Tadinya hari ini adalah hari yang paling bahagia.

Tadinya momen ini adalah momen teristimewa.

Tadinya malam ini mereka akan tertawa bersama, berbagi keceriaan, dan saling mengucapkan harapan.

Kadang realita tak sesuai ekspetasi.

.

.

.

.

BIRTHDAY GIFT

A NARUTO FANFICT

DISCLAIMER : KISHIMOTO MASASHI

FICT BY : SASSHI KEN

WARNING : HEADCANON, GAJE, ABAL, TYPO, AMATIRAN, DAN LAIN-LAIN

HOPE YOU LIKE IT ^^

.

.

.

.

Udara dingin menyelinap dibalik celah jendela. Di kegelapan malam, seorang gadis kecil duduk termenung. Uzumaki Himawari, di ruangan besar yang sunyi dan gelap.

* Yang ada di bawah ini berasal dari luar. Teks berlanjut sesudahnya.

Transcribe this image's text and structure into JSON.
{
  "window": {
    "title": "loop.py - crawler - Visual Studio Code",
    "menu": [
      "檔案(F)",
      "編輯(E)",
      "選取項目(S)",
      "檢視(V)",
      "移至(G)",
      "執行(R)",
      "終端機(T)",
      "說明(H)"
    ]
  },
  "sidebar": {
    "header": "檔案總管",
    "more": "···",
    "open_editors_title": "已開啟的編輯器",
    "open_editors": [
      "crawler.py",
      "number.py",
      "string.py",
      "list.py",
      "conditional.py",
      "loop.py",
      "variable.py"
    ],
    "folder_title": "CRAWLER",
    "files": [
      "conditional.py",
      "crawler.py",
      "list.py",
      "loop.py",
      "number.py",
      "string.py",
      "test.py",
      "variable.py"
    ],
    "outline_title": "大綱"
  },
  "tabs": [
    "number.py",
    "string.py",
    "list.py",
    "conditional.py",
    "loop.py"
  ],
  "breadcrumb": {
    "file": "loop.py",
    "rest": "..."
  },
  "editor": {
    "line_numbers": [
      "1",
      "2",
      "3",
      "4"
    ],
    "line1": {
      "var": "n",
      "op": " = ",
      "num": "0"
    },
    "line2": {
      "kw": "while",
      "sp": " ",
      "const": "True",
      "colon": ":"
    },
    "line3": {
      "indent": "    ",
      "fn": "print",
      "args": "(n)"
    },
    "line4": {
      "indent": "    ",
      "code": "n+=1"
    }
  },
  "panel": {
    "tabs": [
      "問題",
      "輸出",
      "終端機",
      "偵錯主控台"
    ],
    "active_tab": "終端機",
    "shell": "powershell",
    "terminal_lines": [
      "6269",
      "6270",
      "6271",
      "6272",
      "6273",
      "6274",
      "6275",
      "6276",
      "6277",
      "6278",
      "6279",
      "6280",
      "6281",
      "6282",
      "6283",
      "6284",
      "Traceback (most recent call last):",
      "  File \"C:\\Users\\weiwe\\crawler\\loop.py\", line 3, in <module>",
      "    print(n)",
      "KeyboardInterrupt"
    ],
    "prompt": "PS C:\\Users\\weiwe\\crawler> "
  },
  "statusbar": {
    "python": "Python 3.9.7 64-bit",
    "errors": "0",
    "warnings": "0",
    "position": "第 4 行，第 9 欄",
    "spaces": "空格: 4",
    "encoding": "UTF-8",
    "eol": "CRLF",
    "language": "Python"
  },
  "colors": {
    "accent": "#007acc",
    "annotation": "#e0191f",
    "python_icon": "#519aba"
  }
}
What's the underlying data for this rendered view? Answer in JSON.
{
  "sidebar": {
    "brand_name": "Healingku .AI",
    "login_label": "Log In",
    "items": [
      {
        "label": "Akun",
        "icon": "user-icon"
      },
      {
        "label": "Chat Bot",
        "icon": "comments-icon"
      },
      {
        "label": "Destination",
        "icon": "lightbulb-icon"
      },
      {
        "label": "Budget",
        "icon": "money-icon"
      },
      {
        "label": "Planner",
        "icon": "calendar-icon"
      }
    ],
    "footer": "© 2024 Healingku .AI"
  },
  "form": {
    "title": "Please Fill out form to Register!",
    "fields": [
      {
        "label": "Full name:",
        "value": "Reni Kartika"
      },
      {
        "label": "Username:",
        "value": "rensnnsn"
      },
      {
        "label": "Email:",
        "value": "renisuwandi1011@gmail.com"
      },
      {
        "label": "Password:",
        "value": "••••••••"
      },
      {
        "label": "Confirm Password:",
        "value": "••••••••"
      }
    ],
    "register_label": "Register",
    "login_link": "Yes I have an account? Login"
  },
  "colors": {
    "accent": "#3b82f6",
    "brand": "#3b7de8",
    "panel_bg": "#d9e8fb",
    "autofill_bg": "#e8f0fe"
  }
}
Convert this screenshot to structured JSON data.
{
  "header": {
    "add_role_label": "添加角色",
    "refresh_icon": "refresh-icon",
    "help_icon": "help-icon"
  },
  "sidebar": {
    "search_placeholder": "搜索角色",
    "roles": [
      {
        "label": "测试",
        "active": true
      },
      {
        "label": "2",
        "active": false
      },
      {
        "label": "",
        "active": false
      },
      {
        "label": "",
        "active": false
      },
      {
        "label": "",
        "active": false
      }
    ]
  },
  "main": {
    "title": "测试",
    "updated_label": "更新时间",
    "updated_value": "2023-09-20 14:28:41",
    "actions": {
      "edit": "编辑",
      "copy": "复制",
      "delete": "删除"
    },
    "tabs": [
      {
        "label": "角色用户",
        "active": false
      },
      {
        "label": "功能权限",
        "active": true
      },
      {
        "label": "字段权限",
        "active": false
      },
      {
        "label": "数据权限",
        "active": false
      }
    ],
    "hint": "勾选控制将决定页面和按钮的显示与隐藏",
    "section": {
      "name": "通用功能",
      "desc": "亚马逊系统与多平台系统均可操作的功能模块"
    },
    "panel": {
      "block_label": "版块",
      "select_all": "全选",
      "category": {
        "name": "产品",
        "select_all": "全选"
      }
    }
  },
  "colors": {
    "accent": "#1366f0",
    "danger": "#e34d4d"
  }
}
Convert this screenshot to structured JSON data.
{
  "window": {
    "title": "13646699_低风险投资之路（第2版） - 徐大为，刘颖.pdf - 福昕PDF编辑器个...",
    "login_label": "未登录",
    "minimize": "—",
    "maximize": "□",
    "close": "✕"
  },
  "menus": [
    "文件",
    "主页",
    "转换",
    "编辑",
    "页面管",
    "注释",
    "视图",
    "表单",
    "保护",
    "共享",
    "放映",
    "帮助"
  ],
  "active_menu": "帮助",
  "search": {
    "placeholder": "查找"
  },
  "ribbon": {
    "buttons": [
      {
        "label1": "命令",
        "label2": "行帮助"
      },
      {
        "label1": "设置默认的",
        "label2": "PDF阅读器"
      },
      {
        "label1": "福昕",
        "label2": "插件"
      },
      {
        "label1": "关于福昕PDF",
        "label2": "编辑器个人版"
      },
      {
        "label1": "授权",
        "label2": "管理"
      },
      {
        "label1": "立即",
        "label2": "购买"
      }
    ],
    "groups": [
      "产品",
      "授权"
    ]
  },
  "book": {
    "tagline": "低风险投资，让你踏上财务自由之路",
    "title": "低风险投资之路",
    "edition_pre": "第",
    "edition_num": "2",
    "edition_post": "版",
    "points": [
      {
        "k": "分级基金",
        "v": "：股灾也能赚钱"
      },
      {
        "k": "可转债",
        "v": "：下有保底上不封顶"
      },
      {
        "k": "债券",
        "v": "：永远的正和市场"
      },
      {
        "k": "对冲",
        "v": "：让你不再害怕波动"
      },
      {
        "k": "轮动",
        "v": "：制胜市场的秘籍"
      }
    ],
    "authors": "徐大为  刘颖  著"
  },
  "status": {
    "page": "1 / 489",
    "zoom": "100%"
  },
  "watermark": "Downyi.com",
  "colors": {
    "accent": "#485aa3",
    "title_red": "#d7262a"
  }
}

Menatap sekitar, dan menerawang kejadian tadi.

Jarum jam menunjuk pukul dua, pukul dua dinihari. Diusianya yang baru menginjak sembilan tahun, belum tidur di jam seperti ini adalah hal yang tak baik. Itu bisa mengganggu pertumbuhannya. Himawari tahu akan hal itu, namun tubuhnya seolah menolak untuk terlelap.

KRIIEEKK

Decitan pelan pintu terdengar. Himawari hanya menatap datar. Tentu saja ia tahu siapa yang datang, memangnya siapa lagi yang pulang selarut ini kalau orang itu bukanlah Hokage?

Ayahnya baru pulang.

Sudah biasa bagi mereka. Jarang sekali ayahnya pulang cepat. Padahal dunia sudah mulai berangsur damai, tapi pekerjaan Hokage sekarang sama sibuknya dengan pekerjaan Hokage saat dunia masih dilanda ketakutan akan banjir darah dan pembunuhan atas nama ego masing-masing.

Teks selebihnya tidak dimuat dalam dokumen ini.